Open MrCreosote opened 2 years ago
The unserialized memory hit could be mostly avoided by pulling the provenance data as BSON (assuming that's possible) and then serially converting to an in memory object, making any necessary changes, serializing to JSON, and embedding in a JsonTokenStream and UObject.
You can theoretically get raw BSON like this in MongoWorkspaceDB
:
private Map<ObjectId, Provenance> getProvenance(
final Map<ResolvedObjectID, Map<String, Object>> vers)
throws WorkspaceCommunicationException {
final Map<ObjectId, Map<String, Object>> provIDs = new HashMap<>();
for (final ResolvedObjectID id: vers.keySet()) {
provIDs.put((ObjectId) vers.get(id).get(Fields.VER_PROV), vers.get(id));
}
final Map<ObjectId, Provenance> ret = new HashMap<>();
final Document query = new Document(Fields.MONGO_ID,
new Document("$in", provIDs.keySet()));
try {
// TODO MEM does this reduce memory usage if we store the provenance as a string?
// should only be deserializing BSON one object at a time vs. all of them
final MongoCollection<RawBsonDocument> col = wsmongo.getCollection(
COL_PROVENANCE, RawBsonDocument.class);
for (final RawBsonDocument rbd: col.find(query)) {
// final BsonDocument bdoc = rbd.toBsonDocument(BsonDocument.class, null);
final Document dbo = wsmongo.getCodecRegistry().get(Document.class)
.decode(rbd.asBsonReader(), DecoderContext.builder().build());
final ObjectId oid = dbo.getObjectId(Fields.MONGO_ID);
// rest of the method is the same
To return JTS wrapped JSON strings rather than provenance objects we'd have to ignore the SDK compiled return classes and change the return type in WorkspaceServer
to the new class type or Object
(which is what JSONServerServlet
expects anyway).
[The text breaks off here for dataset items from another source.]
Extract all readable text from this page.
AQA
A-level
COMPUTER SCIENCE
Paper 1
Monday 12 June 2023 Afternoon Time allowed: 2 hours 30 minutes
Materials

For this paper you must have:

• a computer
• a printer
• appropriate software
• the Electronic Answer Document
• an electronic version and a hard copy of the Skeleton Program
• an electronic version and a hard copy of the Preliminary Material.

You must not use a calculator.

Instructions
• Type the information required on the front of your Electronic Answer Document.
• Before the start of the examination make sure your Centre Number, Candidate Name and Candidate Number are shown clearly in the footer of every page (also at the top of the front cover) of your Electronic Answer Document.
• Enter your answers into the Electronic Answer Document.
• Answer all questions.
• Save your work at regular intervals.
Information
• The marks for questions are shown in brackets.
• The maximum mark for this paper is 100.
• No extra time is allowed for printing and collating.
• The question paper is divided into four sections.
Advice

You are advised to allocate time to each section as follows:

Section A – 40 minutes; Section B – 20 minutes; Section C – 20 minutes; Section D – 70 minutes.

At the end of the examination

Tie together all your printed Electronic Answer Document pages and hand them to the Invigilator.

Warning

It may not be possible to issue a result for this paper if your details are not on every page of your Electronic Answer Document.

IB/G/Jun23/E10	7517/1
Every time the server was recompiled the return types would be overwritten, and so that'd have to be fixed on recompile.
get_objects2
can return up to 10K objects, each with their own provenance, and provenance can be up to 1MB serialized. That's 10GB serialized, or 5-20x that unserialized.Save the size of the provenance in the provenance mongo doc. Before pulling the provenance check the total size and throw an error if it's over some reasonable amount (100MB?)
This is pretty unlikely to ever cause a problem - most provenance is a few KB.